During the pandemic, Ms Angela Tan witnessed first-hand what happens when various teams come together and become greater than the sum of their parts. The impact is gratifying.
As a civil servant working at the People’s Association (PA), she was part of the public service machinery that sprang into action to help defend the nation against Covid-19.
“Covid-19 has challenged what it means to galvanise citizens together to achieve a greater good,” says the 27-year-old.
When the coronavirus first hit the shores of Singapore, a planned community library inside a Residents’ Committee Centre in Chua Chu Kang was converted into a room for storing personal protective equipment like masks and hand sanitisers. Together with the group of volunteers who were working on the community library project, Ms Tan was mobilised as one of many front-line officers tasked with distributing masks and hand sanitisers nationwide.
There, she witnessed how grassroots volunteers calmly provided situation updates and patiently explained government responses to anxious citizens. Many even contributed masks and sanitisers to those in need, while others took leave from their day jobs to volunteer in national distribution exercises.
Behind the scenes, Ms Tan and her team systematically coordinated efforts among ground up movements as well as public and private organisations to serve beneficiaries amid the crisis.

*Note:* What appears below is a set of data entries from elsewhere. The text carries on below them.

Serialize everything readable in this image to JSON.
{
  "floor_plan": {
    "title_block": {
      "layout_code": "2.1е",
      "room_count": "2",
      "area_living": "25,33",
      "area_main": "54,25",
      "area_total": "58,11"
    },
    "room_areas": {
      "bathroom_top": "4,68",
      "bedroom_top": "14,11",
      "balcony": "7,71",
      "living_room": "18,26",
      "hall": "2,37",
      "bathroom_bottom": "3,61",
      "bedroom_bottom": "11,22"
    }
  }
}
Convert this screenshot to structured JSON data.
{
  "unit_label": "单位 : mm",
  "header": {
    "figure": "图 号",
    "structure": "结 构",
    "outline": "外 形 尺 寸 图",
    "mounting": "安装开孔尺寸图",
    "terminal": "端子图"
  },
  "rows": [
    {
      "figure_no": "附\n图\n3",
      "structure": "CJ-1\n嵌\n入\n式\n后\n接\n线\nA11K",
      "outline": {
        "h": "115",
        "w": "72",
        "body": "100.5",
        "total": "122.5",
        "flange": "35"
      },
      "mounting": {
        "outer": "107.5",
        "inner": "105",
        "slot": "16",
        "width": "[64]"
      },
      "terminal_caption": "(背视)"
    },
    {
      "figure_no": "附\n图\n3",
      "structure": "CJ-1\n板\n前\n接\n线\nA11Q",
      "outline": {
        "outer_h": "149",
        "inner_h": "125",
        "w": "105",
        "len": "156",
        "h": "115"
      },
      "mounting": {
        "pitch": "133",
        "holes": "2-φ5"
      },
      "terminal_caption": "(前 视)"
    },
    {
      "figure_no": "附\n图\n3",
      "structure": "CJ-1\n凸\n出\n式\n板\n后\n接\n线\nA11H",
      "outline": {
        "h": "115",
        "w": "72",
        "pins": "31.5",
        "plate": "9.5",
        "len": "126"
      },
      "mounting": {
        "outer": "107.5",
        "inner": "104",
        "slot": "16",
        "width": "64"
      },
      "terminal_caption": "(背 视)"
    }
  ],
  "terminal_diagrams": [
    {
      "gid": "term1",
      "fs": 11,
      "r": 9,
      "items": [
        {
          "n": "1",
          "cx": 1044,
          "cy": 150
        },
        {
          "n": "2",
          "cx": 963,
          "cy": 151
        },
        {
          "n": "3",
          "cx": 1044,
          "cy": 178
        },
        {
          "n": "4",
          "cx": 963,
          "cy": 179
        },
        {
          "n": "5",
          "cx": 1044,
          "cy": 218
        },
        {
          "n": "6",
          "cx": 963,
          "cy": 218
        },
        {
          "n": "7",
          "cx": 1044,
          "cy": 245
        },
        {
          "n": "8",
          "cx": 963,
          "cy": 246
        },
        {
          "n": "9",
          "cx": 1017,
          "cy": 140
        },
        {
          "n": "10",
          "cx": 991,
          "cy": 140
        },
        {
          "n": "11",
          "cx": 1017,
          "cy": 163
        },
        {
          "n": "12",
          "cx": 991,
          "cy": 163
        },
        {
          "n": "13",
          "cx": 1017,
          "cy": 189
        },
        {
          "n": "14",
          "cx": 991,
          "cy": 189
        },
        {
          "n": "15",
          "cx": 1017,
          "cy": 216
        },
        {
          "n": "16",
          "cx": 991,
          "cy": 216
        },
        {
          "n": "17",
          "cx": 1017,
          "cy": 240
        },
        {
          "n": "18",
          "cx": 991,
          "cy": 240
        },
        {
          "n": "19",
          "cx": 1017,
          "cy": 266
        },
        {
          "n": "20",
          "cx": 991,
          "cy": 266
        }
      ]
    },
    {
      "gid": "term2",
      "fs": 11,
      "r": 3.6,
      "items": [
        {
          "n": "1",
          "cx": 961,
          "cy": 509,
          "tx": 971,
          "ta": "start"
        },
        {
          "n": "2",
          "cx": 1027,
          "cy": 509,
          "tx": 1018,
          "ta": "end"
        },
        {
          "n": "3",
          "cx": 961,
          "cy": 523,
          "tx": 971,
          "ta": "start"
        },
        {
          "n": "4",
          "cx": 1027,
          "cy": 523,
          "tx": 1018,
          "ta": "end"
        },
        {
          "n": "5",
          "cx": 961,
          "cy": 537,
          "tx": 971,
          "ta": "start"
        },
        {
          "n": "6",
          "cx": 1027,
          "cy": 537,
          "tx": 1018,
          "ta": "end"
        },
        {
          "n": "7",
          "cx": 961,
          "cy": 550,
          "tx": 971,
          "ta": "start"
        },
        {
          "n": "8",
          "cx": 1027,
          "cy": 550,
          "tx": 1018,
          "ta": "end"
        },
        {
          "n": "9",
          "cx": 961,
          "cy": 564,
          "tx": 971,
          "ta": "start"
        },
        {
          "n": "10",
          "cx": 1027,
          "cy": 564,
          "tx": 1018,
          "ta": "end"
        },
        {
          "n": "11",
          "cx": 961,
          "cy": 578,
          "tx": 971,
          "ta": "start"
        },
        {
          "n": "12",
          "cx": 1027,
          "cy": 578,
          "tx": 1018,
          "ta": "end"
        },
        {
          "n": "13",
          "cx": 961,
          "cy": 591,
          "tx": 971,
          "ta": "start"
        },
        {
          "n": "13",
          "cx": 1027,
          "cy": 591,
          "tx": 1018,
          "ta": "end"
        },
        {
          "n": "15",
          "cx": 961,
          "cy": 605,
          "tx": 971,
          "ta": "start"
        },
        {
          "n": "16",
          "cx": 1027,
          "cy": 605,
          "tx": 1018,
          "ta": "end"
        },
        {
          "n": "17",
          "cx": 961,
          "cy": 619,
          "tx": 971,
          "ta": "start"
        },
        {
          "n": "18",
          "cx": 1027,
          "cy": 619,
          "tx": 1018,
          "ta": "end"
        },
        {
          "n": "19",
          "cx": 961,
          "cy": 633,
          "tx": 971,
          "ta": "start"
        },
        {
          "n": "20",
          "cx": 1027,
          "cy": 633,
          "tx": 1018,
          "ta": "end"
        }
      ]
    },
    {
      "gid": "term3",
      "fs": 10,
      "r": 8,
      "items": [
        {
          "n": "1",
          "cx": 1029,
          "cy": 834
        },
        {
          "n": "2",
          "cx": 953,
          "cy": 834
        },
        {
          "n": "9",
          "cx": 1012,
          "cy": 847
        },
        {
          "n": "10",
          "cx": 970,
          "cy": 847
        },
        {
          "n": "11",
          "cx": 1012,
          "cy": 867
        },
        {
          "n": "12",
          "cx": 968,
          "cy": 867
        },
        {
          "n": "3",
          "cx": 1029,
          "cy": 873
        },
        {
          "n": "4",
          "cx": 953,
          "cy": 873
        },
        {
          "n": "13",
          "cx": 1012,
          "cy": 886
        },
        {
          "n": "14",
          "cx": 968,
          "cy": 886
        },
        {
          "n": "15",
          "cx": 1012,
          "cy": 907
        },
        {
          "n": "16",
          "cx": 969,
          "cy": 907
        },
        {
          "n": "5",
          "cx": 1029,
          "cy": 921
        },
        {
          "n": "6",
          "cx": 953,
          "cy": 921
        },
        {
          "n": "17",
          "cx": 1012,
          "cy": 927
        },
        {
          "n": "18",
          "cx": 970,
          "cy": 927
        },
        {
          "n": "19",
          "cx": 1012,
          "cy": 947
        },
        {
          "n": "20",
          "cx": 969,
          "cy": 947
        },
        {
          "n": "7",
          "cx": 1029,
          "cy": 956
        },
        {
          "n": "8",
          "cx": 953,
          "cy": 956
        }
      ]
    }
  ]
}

These, and other experiences, gave the PA scholar a close-up glimpse of the transforming power of community building.
MAKING A DIFFERENCE IN THE COMMUNITY
Ms Tan, who holds a bachelor’s degree from the University of Warwick and a Master of Science in Social Development Practice from University College London, previously interned at two divisions in the PA during her school holidays, before serving as constituency manager at the Chua Chu Kang Constituency Office from 2018 to 2020.
There, her work included improving accessibility to Residents’ Committee Centre spaces, forming a new community of grassroots leaders and piloting new ways to co-create programmes with residents, including the library project in Chua Chu Kang.

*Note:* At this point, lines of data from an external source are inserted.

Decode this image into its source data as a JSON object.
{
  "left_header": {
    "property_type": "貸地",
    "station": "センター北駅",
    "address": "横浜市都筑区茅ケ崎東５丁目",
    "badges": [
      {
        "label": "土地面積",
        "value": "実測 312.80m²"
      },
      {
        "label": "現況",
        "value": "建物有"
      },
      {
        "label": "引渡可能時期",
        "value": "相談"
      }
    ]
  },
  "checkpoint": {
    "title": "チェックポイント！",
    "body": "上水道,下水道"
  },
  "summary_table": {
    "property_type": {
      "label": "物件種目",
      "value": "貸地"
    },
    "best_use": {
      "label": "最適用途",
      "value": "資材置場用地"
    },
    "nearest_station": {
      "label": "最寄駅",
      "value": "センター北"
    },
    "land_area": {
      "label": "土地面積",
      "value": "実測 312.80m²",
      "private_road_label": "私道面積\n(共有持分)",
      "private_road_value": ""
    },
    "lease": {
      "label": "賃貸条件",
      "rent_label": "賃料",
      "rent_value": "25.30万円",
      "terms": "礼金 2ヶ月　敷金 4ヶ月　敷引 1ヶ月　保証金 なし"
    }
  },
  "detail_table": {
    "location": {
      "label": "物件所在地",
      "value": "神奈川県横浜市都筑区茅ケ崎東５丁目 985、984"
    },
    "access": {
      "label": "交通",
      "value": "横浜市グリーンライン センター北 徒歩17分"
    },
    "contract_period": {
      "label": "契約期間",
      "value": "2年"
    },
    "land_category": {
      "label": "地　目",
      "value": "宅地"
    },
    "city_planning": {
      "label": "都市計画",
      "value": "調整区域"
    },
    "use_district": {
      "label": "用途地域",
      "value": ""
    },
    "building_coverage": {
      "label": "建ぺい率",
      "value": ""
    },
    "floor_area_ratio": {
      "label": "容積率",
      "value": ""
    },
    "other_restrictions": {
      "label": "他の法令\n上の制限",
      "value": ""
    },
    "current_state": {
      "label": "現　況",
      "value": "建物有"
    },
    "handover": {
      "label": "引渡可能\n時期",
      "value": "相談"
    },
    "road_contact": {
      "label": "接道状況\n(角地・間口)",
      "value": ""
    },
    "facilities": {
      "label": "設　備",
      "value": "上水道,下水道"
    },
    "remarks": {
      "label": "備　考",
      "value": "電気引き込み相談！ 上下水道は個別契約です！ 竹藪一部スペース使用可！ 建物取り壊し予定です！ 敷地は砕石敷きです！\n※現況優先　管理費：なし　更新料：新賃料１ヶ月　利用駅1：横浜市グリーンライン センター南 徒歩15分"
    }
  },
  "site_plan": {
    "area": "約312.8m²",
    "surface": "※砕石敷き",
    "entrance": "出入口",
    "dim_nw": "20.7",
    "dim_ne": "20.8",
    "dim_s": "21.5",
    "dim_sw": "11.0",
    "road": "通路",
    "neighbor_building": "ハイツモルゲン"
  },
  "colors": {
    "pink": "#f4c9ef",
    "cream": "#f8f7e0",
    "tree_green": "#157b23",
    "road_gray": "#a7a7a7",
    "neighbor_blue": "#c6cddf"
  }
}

Since being seconded to the Ministry of Culture, Community and Youth in 2020 as assistant manager, Ms Tan has trained over 700 public officers in partnership and engagement skills, developing a two-and-a-half-day course from scratch.

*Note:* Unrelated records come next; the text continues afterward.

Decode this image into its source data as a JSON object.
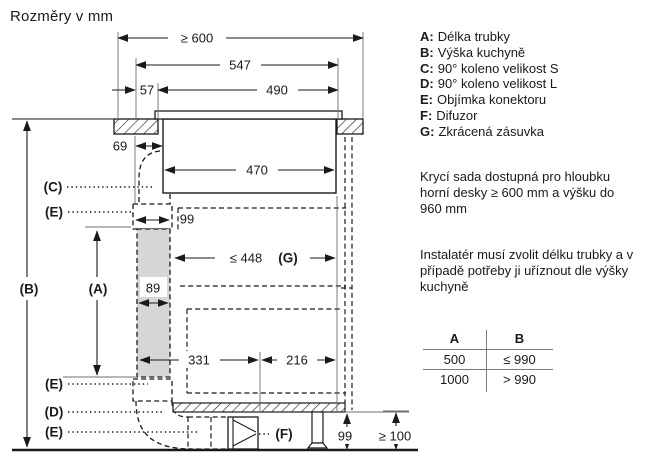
{
  "title": "Rozměry v mm",
  "legend": {
    "items": [
      {
        "key": "A:",
        "label": "Délka trubky"
      },
      {
        "key": "B:",
        "label": "Výška kuchyně"
      },
      {
        "key": "C:",
        "label": "90° koleno velikost S"
      },
      {
        "key": "D:",
        "label": "90° koleno velikost L"
      },
      {
        "key": "E:",
        "label": "Objímka konektoru"
      },
      {
        "key": "F:",
        "label": "Difuzor"
      },
      {
        "key": "G:",
        "label": "Zkrácená zásuvka"
      }
    ]
  },
  "notes": {
    "note1": "Krycí sada dostupná pro hloubku horní desky ≥ 600 mm a výšku do 960 mm",
    "note2": "Instalatér musí zvolit délku trubky a v případě potřeby ji uříznout dle výšky kuchyně"
  },
  "table": {
    "headers": [
      "A",
      "B"
    ],
    "rows": [
      [
        "500",
        "≤ 990"
      ],
      [
        "1000",
        "> 990"
      ]
    ]
  },
  "diagram": {
    "dims": {
      "depth": "≥ 600",
      "plate": "547",
      "offset": "57",
      "cutout": "490",
      "hob": "470",
      "duct_offset": "69",
      "connector": "99",
      "duct_width": "89",
      "drawer_len": "≤ 448",
      "drawer_key": "(G)",
      "left_run": "331",
      "right_run": "216",
      "plinth_h": "99",
      "clearance": "≥ 100"
    },
    "labels": {
      "a": "(A)",
      "b": "(B)",
      "c": "(C)",
      "d": "(D)",
      "e": "(E)",
      "f": "(F)"
    }
  }
}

This immersion in operational, planning and developmental work has allowed her to connect the dots in order to develop a deeper appreciation of key issues such as social cohesion and active citizenry.
Her passion for connecting the community had actually been ignited much earlier since her student days, when she represented Singapore at the 9th UNESCO Youth Forum in Paris, organised the 2017 Warwick Asean Conference in the UK, and raised S$4,000 to sustainably fund child development in Uganda, among other projects.
“The PA scholarship not only provided me with opportunities to pursue my studies overseas, but it also allowed me to do internships at PA, which led me to discover my strength and passion in community building,” she says.
SHOW UP, DON’T GIVE UP
So, has Covid-19 thrown a spanner in her career, like for many others? Ms Tan does not think so.
Opportunities to work on the ground have helped her become a nimble and more empathetic public officer, while working with other ministries and family agencies have enabled her to form effective partnerships and collaborations.
The peppy scholar admits the pandemic has forced her to be “anti-fragile” and adopt a growth mindset to cope with the changes to her work environment as well as her job scope.
“Both working as a front-line officer and working from home exposed me to different stressors. Some days were harder than others,” she says. “You need tenacity to show up and not give up.”
To maximise productivity and efficiency when working from home, she says it is imperative to remain disciplined and stick to a routine.
“Working from home requires discipline to set boundaries while being flexible when necessary. I learnt to uncompromisingly stick to my 7am morning exercise routine and 7pm evening family time,” says Ms Tan.
“Integrating certainty in an uncertain environment helps me to manage my energy so that I can effectively impact the community. It goes back to why we serve and what our core purpose is. I aspire to make a positive difference in my community. No convictions come without uncertainty.”